Manchester United fans always feel confident with Schmeichel in goal. Schmeichel really was the complete goalkeeper, giant, yet agility like a stray cat. His kicks were like rockets, his throws could easily reach the half way line; And he was a player which could walk into most dominant European sides. He was sharp, and cut an impressive, imposing figure.
Being voted at ‘World’s Best Goalkeeper’ in 1992 and 1993 would have been no doubt one of the greatest accolades any keeper could receive but in an illustrious career spanning 21 years, this Danish keeper also made 129 International appearances for Denmark and also notching up an incredible 648 Senior career appearances too. It all started in 1981 when a young Schmeichel spent the first three years at Gladsaxe-Hero in the Danish league. A move in 1984 to Hvidovre and again to Brondby in 1987 meant that after 243 appearances in the Danish leagues and his performances for the National side, this ‘Great Dane’ landed in the premiership with Manchester United in a deal worth a valuable £500,000.
It was at United where he made his name for sure on the World stage. His sheer athleticism and bravery saw him pull off the most remarkable saves, making him a pivotal figure as United began to dominate English football.

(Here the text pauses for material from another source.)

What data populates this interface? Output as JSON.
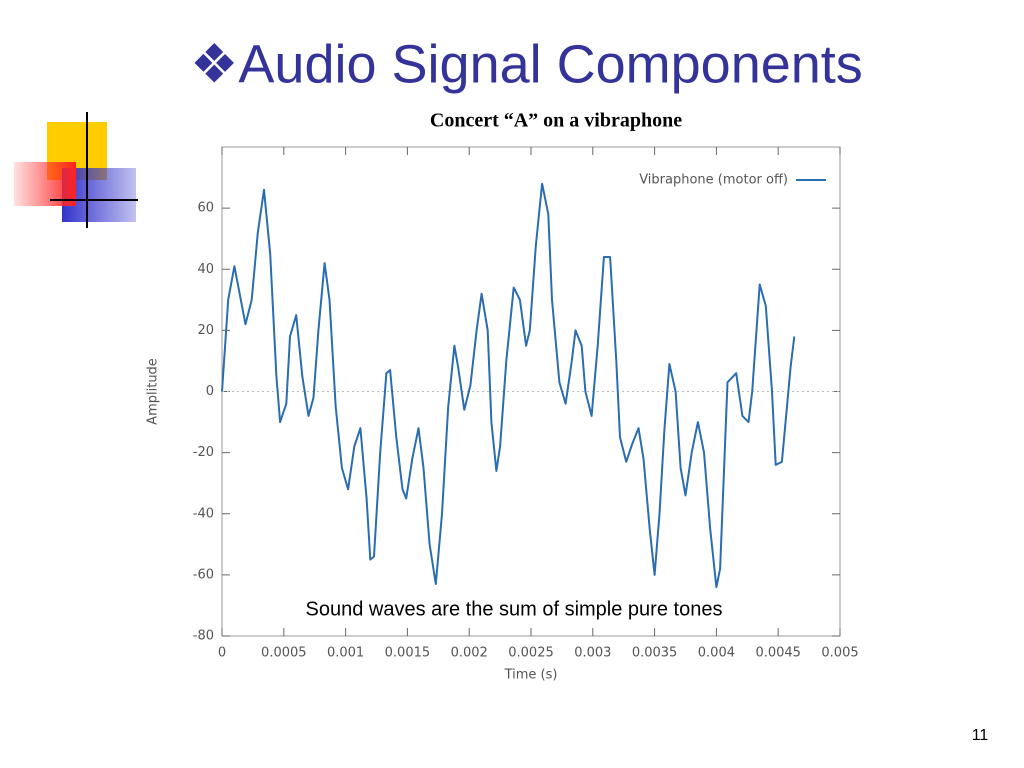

His save against Rapid Vienna in the Champions League in 1996 was typical of his heroics – earning comparisons with Gordon Banks’ legendary stop to deny Pele at the World Cup in 1970. But it wasn’t only his shot-stopping that made Schmeichel so effective. His distribution of the ball, with his mammoth throws were key to so many break-away goals when finding the runs of Ryan Giggs, Andrei Kanchelskis or David Beckham. Then there was his tendency to offer his services up front in times of need; The Dane famously scoring in a Uefa Cup tie against Rotor Volgograd in 1995. Schmeichel’s stature was immense as United won two league and FA Cup doubles, as well as the Treble in 1999.
By now 35 years old, the gruelling English seasons had taken their toll and Schmeichel decided to make a change, signing with Portuguese club Sporting CP. He went on to win the Portuguese Premier league with them, but did not stay for long, moving again in 2001. Instead, he remarkably returned to England where he signed for Aston Villa. That season, he befittingly became the first goalkeeper to score a goal in the Premiership, against Everton. His brief sojourn in Portugal over, Schmeichel remarkably returned to England with Aston Villa. However, the shock was still to come as, after one season in the Midlands, he signed with United’s historic rivals, Manchester City. During what would prove his final season, he managed to keep a clean sheet in the Manchester derby and contributed to a famous victory for City. Despite such moments, Schmeichel finally called time on his career at the end of that 2002-2003 season.
They say there is only one position in a Manchester United Dream Team which is automatic, and that position is for Peter Schmeichel.
Along with the likes of Lev Yashin, Gordon Banks, Dino Zoff; Peter Schmeichel can truly be held in high regard as one of the best Goalkeepers to have ever lived. A terrific footballer on and off the pitch, he is held within the highest epitome in Danish footballing history, and is a legend for Manchester United. There is no doubt that he has left his mark on football.